Negative Interest Rates Explained
By Uphar Gandhi, General Manager at SunTec Business Solutions
The outbreak of the COVID-19 pandemic disrupted global business and economies at a scale barely ever seen before. Governments and central banks across the world have responded to the emerging crisis with aggressive fiscal policies in a bid to address the economic impact of the pandemic. Record low interest rates was one of the key tools deployed by most central banks. But by now, it is evident that COVID-19 will remain with us in some form or the other for a long time to come. While vaccinations can help to stave off serious illness, emerging variants will keep the disease circulating in the population as it hopefully will become endemic like the flu. Given this long-term perspective there are growing calls for central banks to move the negative interest rates (NIR). Most central banks and even the International Monetary Fund (IMF), however, say that NIR has eased financial stress and supported growth and inflation.
NIR first emerged in 2012 when central banks of Denmark, Japan, Sweden, and Switzerland adopted the policy to address below target inflation rates that were impacting jobs and economic growth. This move was in response to a situation where interest rates had dipped to a very low neutral rate that was neither contractionary nor expansionary. While they were envisaged as short-term booster shots for the economy, they have been in use for a while now.
But what are negative interest rates? To put it simply, it refers to a policy where one is paid to borrow money from banks, or one is made to pay money to keep money in bank accounts. The idea is to encourage people to borrow more money and spend more money, which will in turn boosts a flagging economy. Given the current economic impact of the pandemic, a policy that encourages spending and getting money into circulation is a sound move. There is no question about why this is being strongly proposed as a tool to stimulate financial growth the world over right now, but does it make sense to continue with this even after the pandemic is over?
NIR essentially means that banks are charged money to maintain excess liquidity in the system. The system disincentivizes banks to maintain excess deposits and forces them to lend more money. Customers can borrow money at very low rates and may even be rewarded for borrowing. In Denmark where NIR has been in play for many years, banks don’t pay cash to the customer when they take out a mortgage. Instead, they adjust the monthly outstanding mortgage amount by more than what the customer has repaid and shorten the overall mortgage payback period. The objective here is to encourage a real estate boom as customers can pay off their mortgages easily and be open to further investments. It is likely to then have a spiraling effect on the economy by boosting spending on related products and services like insurance, home décor and more.
With an NIR policy, customers with existing loans are encouraged to consolidate all their outstanding debts at a lower rate. The money saved can then be spent on other items – which puts the money right back into the economy. But this system discourages savings with banks by not providing any interest on savings or even charging them a fee.

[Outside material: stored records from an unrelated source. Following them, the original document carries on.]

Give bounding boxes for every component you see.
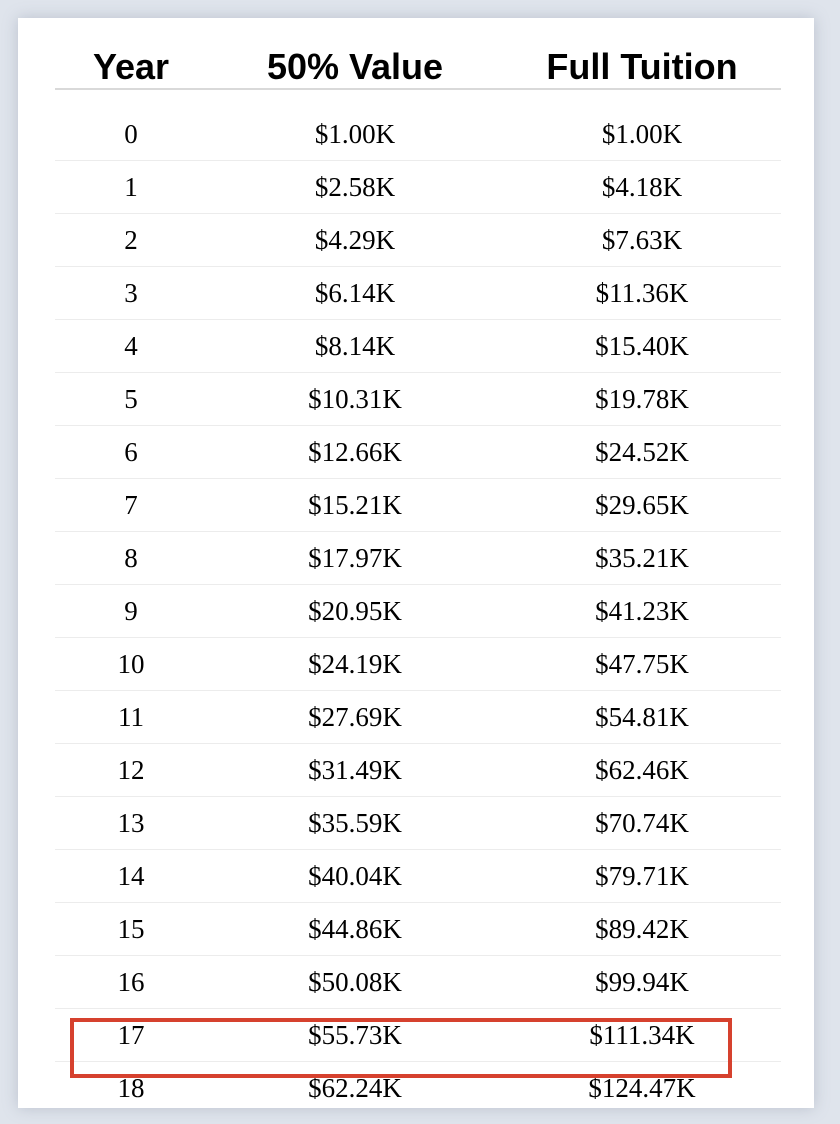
- table-row: [55, 797, 781, 850]
- year-cell: 3: [124, 278, 138, 308]
- half-value-cell: $12.66K: [308, 437, 402, 467]
- table-row: [55, 161, 781, 214]
- table-row: [55, 267, 781, 320]
- half-value-cell: $55.73K: [308, 1020, 402, 1050]
- half-value-cell: $2.58K: [314, 172, 396, 202]
- table-row: [55, 744, 781, 797]
- full-tuition-cell: $111.34K: [589, 1020, 695, 1050]
- table-row: [55, 320, 781, 373]
- full-tuition-cell: $19.78K: [595, 384, 689, 414]
- full-tuition-cell: $1.00K: [601, 119, 683, 149]
- half-value-cell: $10.31K: [308, 384, 402, 414]
- year-cell: 10: [117, 649, 145, 679]
- table-row: [55, 638, 781, 691]
- table-row: [55, 850, 781, 903]
- table-row: [55, 532, 781, 585]
- full-tuition-cell: $11.36K: [595, 278, 689, 308]
- full-tuition-cell: $41.23K: [595, 596, 689, 626]
- year-cell: 4: [124, 331, 138, 361]
- year-cell: 5: [124, 384, 138, 414]
- column-header-50-percent-value: 50% Value: [266, 46, 444, 87]
- table-row: [55, 426, 781, 479]
- half-value-cell: $62.24K: [308, 1073, 402, 1103]
- half-value-cell: $50.08K: [308, 967, 402, 997]
- half-value-cell: $40.04K: [308, 861, 402, 891]
- year-cell: 13: [117, 808, 145, 838]
- half-value-cell: $17.97K: [308, 543, 402, 573]
- year-cell: 17: [117, 1020, 145, 1050]
- year-cell: 9: [124, 596, 138, 626]
- full-tuition-cell: $15.40K: [595, 331, 689, 361]
- half-value-cell: $35.59K: [308, 808, 402, 838]
- half-value-cell: $4.29K: [314, 225, 396, 255]
- half-value-cell: $27.69K: [308, 702, 402, 732]
- year-cell: 12: [117, 755, 145, 785]
- table-row: [55, 479, 781, 532]
- half-value-cell: $24.19K: [308, 649, 402, 679]
- half-value-cell: $31.49K: [308, 755, 402, 785]
- year-cell: 8: [124, 543, 138, 573]
- column-header-full-tuition: Full Tuition: [546, 46, 738, 87]
- year-cell: 0: [124, 119, 138, 149]
- full-tuition-cell: $79.71K: [595, 861, 689, 891]
- year-cell: 14: [117, 861, 145, 891]
- full-tuition-cell: $24.52K: [595, 437, 689, 467]
- full-tuition-cell: $35.21K: [595, 543, 689, 573]
- column-header-year: Year: [92, 46, 170, 87]
- full-tuition-cell: $70.74K: [595, 808, 689, 838]
- table-row: [55, 108, 781, 161]
- year-cell: 1: [124, 172, 138, 202]
- full-tuition-cell: $62.46K: [595, 755, 689, 785]
- year-cell: 11: [118, 702, 144, 732]
- full-tuition-cell: $89.42K: [595, 914, 689, 944]
- table-row: [55, 956, 781, 1009]
- full-tuition-cell: $54.81K: [595, 702, 689, 732]
- full-tuition-cell: $29.65K: [595, 490, 689, 520]
- year-cell: 2: [124, 225, 138, 255]
- full-tuition-cell: $124.47K: [588, 1073, 696, 1103]
- full-tuition-cell: $4.18K: [601, 172, 683, 202]
- table-header: [55, 46, 781, 90]
- table-row-highlighted: [55, 1062, 781, 1114]
- year-cell: 15: [117, 914, 145, 944]
- table-row: [55, 691, 781, 744]
- table-body: [55, 108, 781, 1114]
- full-tuition-cell: $7.63K: [601, 225, 683, 255]
- half-value-cell: $20.95K: [308, 596, 402, 626]
- half-value-cell: $15.21K: [308, 490, 402, 520]
- table-row: [55, 1009, 781, 1062]
- half-value-cell: $1.00K: [314, 119, 396, 149]
- year-cell: 18: [117, 1073, 145, 1103]
- full-tuition-cell: $47.75K: [595, 649, 689, 679]
- full-tuition-cell: $99.94K: [595, 967, 689, 997]
- half-value-cell: $44.86K: [308, 914, 402, 944]
- year-cell: 7: [124, 490, 138, 520]
- half-value-cell: $6.14K: [314, 278, 396, 308]
- year-cell: 6: [124, 437, 138, 467]
- table-row: [55, 214, 781, 267]
- table-row: [55, 585, 781, 638]
- half-value-cell: $8.14K: [314, 331, 396, 361]
- table-card: [18, 18, 814, 1108]
- year-cell: 16: [117, 967, 145, 997]
- table-row: [55, 373, 781, 426]
- table-row: [55, 903, 781, 956]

Banks in Denmark, Switzerland, Sweden, Japan, where negative interest rates have prevailed for some years now, give no interest to their customers who save with them. In fact, they charge a fee for savings beyond a certain threshold. NIR is bad for anyone trying to save money. With no returns on their bank savings and with ongoing inflation, they stand to lose money by keeping it in their banks. Risk averse investors may end up gravitating towards risky assets in search of returns that will not be available in traditional savings modes. Senior citizens especially stand to lose out under such a system, as they will not receive any interests on their saved income at a time when they can’t earn like before. Such a system is likely to have long term societal impacts as well, as the traditional conservative savings approach is replaced by blatant consumerism, senior citizens push their retirement and rethink retirement plans, investment strategies and pension funds.
Banks will need to rethink their strategies as NIR has a significant impact on their bottom lines. Prolonged ultra-low to negative interest rates, can affect the overall health of the banks and financial institutions, and they would have to find new ways to increase their margins and improve profitability. They may even hold off lending altogether which would adversely impact the economy. And as depositors shy away from saving their money in banks, there may be widespread cash hoarding, last heard of during the Great Depression of the 1930s. One way of surviving and thriving in a NIR driven economy is to change banking product and service offerings. Greater personalization, and innovation, such as interest earnings on deposits tied to certain cash flows – can be a good start.
From having observed NIR policies in play in Japan and the EU, I think one can safely conclude that cheap money does not always spur business expansion and economic activity. It just takes the cost of money out of the equation. Having said that, economists around the world feel that there is enough merit in the system to implement and sustain this policy for some time to come. Whether they will indeed boost world economy will have to be evaluated at a later time.